2. Enable TPM in BIOS/UEFI: Access the BIOS or UEFI settings of the server and enable TPM. The specific steps to do this vary depending on the server manufacturer and model. Look for options related to security or TPM in the BIOS/UEFI settings and ensure TPM is enabled.

3. Install Required Software Packages: Install the necessary software packages for TPM support in Taikun OCP. This may include TPM2-tools, which provide utilities and libraries for interacting with TPM devices.

4. Configure TPM in Taikun OCP: Once TPM support is enabled in the hardware and the required software packages are installed, configure Taikun OCP to utilize TPM. This typically involves setting up TPM-related options in the hypervisor configuration or management interface.

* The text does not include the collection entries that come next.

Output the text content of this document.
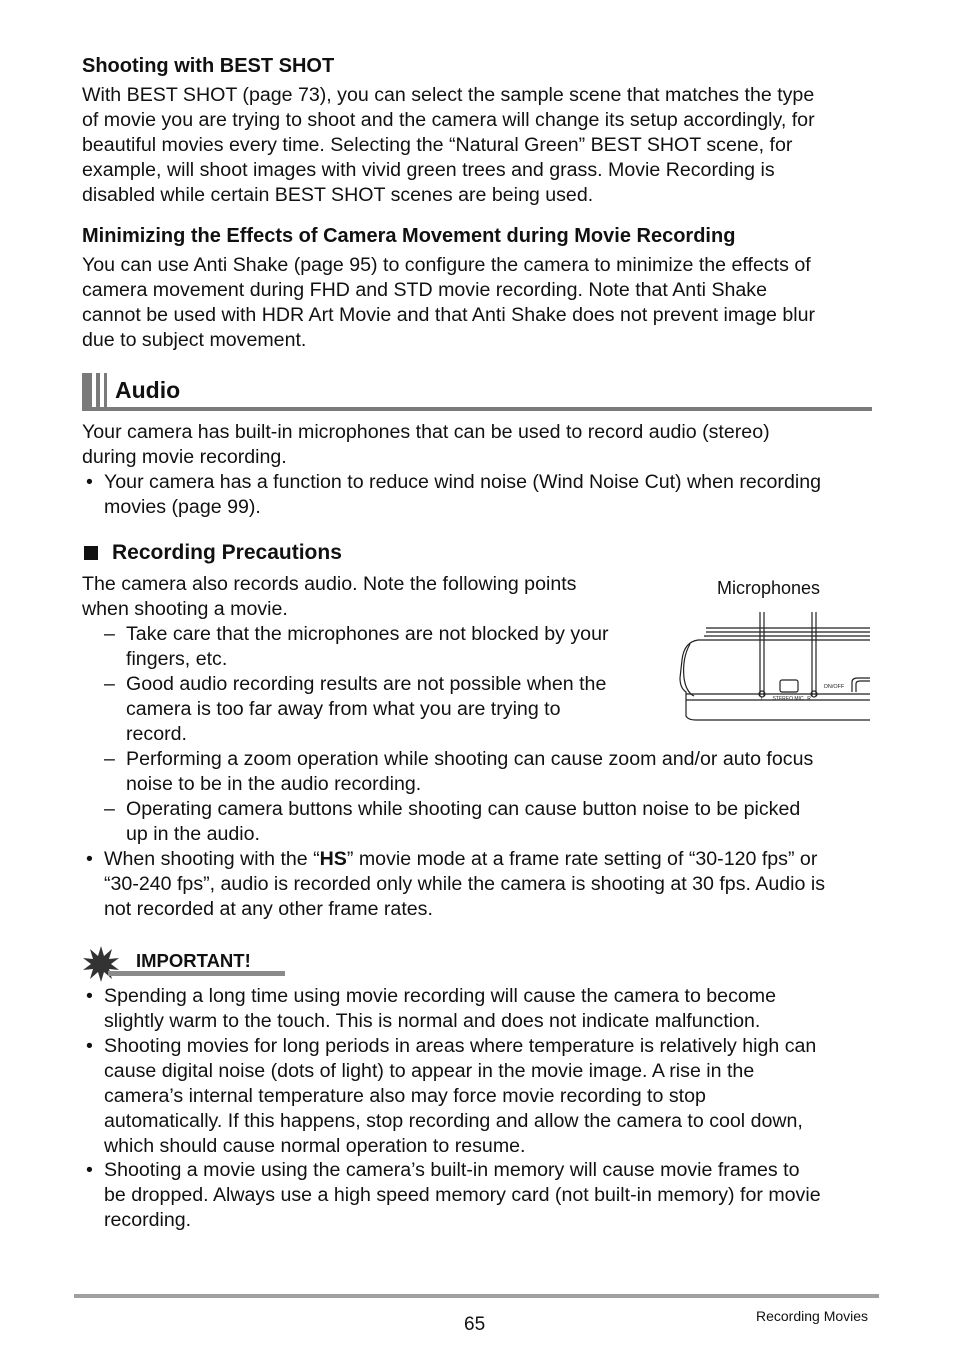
Shooting with BEST SHOT
With BEST SHOT (page 73), you can select the sample scene that matches the type
of movie you are trying to shoot and the camera will change its setup accordingly, for
beautiful movies every time. Selecting the “Natural Green” BEST SHOT scene, for
example, will shoot images with vivid green trees and grass. Movie Recording is
disabled while certain BEST SHOT scenes are being used.
Minimizing the Effects of Camera Movement during Movie Recording
You can use Anti Shake (page 95) to configure the camera to minimize the effects of
camera movement during FHD and STD movie recording. Note that Anti Shake
cannot be used with HDR Art Movie and that Anti Shake does not prevent image blur
due to subject movement.
Audio
Your camera has built-in microphones that can be used to record audio (stereo)
during movie recording.
• Your camera has a function to reduce wind noise (Wind Noise Cut) when recording
movies (page 99).
Recording Precautions
The camera also records audio. Note the following points
when shooting a movie.
– Take care that the microphones are not blocked by your
fingers, etc.
– Good audio recording results are not possible when the
camera is too far away from what you are trying to
record.
– Performing a zoom operation while shooting can cause zoom and/or auto focus
noise to be in the audio recording.
– Operating camera buttons while shooting can cause button noise to be picked
up in the audio.
• When shooting with the “HS” movie mode at a frame rate setting of “30-120 fps” or
“30-240 fps”, audio is recorded only while the camera is shooting at 30 fps. Audio is
not recorded at any other frame rates.
Microphones
L STEREO MIC R
ON/OFF
IMPORTANT!
• Spending a long time using movie recording will cause the camera to become
slightly warm to the touch. This is normal and does not indicate malfunction.
• Shooting movies for long periods in areas where temperature is relatively high can
cause digital noise (dots of light) to appear in the movie image. A rise in the
camera’s internal temperature also may force movie recording to stop
automatically. If this happens, stop recording and allow the camera to cool down,
which should cause normal operation to resume.
• Shooting a movie using the camera’s built-in memory will cause movie frames to
be dropped. Always use a high speed memory card (not built-in memory) for movie
recording.
65	Recording Movies
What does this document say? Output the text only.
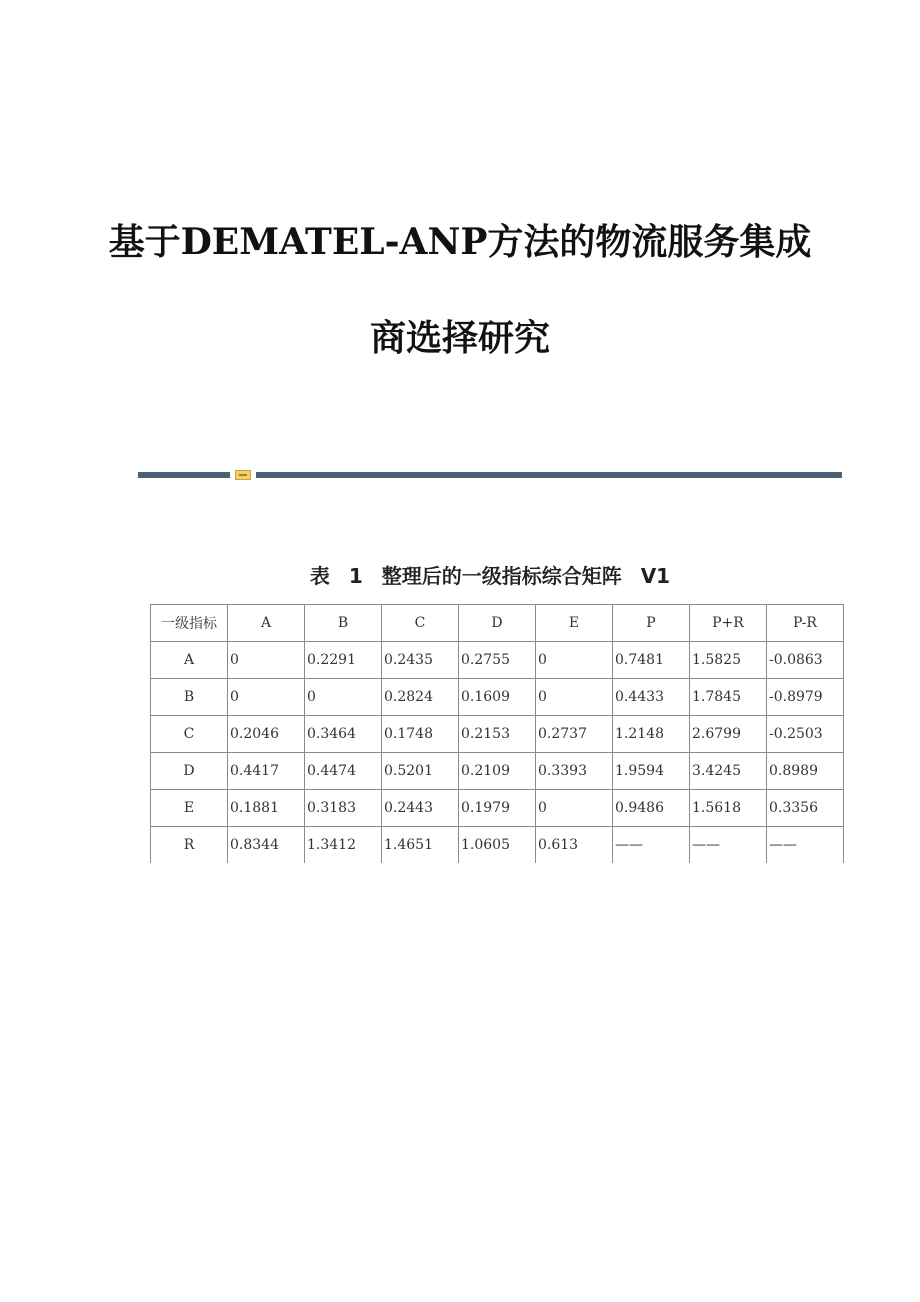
基于DEMATEL-ANP方法的物流服务集成
商选择研究
表 1 整理后的一级指标综合矩阵 V1
一级指标	A	B	C	D	E	P	P+R	P-R
A	0	0.2291	0.2435	0.2755	0	0.7481	1.5825	-0.0863
B	0	0	0.2824	0.1609	0	0.4433	1.7845	-0.8979
C	0.2046	0.3464	0.1748	0.2153	0.2737	1.2148	2.6799	-0.2503
D	0.4417	0.4474	0.5201	0.2109	0.3393	1.9594	3.4245	0.8989
E	0.1881	0.3183	0.2443	0.1979	0	0.9486	1.5618	0.3356
R	0.8344	1.3412	1.4651	1.0605	0.613	——	——	——
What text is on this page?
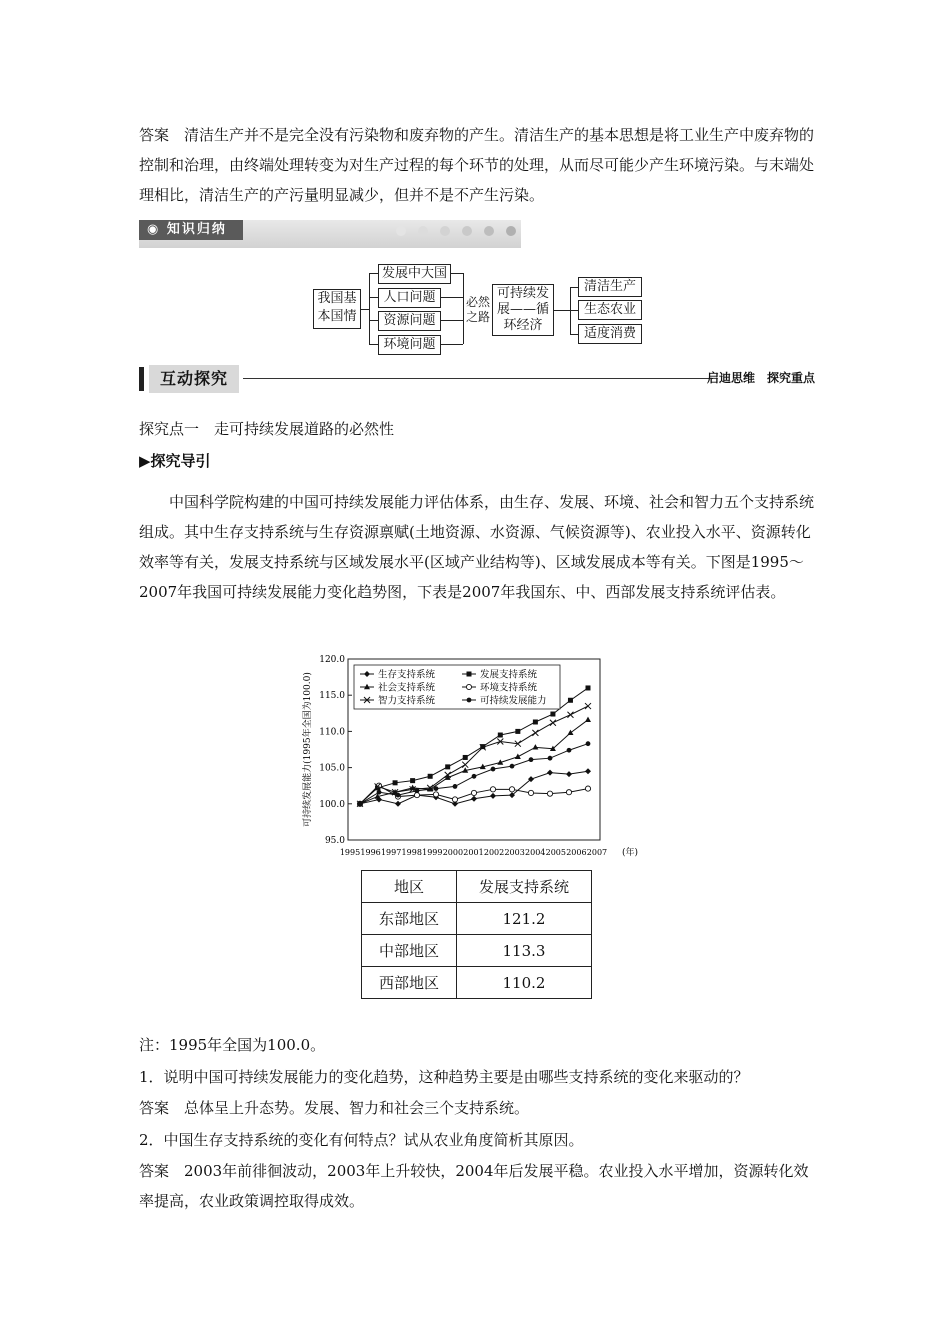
答案　清洁生产并不是完全没有污染物和废弃物的产生。清洁生产的基本思想是将工业生产中废弃物的控制和治理，由终端处理转变为对生产过程的每个环节的处理，从而尽可能少产生环境污染。与末端处理相比，清洁生产的产污量明显减少，但并不是不产生污染。

◉ 知识归纳
我国基
本国情
发展中大国
人口问题
资源问题
环境问题
必然
之路
可持续发
展——循
环经济
清洁生产
生态农业
适度消费
互动探究	启迪思维　探究重点

探究点一　走可持续发展道路的必然性

▶探究导引

中国科学院构建的中国可持续发展能力评估体系，由生存、发展、环境、社会和智力五个支持系统组成。其中生存支持系统与生存资源禀赋(土地资源、水资源、气候资源等)、农业投入水平、资源转化效率等有关，发展支持系统与区域发展水平(区域产业结构等)、区域发展成本等有关。下图是1995～2007年我国可持续发展能力变化趋势图，下表是2007年我国东、中、西部发展支持系统评估表。

95.0
100.0
105.0
110.0
115.0
120.0
1995 1996 1997 1998 1999 2000 2001 2002 2003 2004 2005 2006 2007 (年)
可持续发展能力(1995年全国为100.0)	生存支持系统	发展支持系统
社会支持系统	环境支持系统
智力支持系统	可持续发展能力
地区	发展支持系统
东部地区	121.2
中部地区	113.3
西部地区	110.2

注：1995年全国为100.0。

1．说明中国可持续发展能力的变化趋势，这种趋势主要是由哪些支持系统的变化来驱动的？

答案　总体呈上升态势。发展、智力和社会三个支持系统。

2．中国生存支持系统的变化有何特点？试从农业角度简析其原因。

答案　2003年前徘徊波动，2003年上升较快，2004年后发展平稳。农业投入水平增加，资源转化效率提高，农业政策调控取得成效。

5. Verify TPM Functionality: After configuring TPM in Taikun OCP, verify that it is functioning correctly. This may involve running tests or commands provided by TPM2-tools to ensure that the TPM chip is detected and operational.

6. Integrate TPM Features: Depending on the specific use cases and security requirements, integrate TPM features into your virtualized environments running on Taikun OCP. This may include tasks such as enabling secure boot, attestation, key management, and encryption using TPM functionality.

By following these steps, you can enable TPM functionality in Taikun OCP, enhancing the security and integrity of your virtualized environments.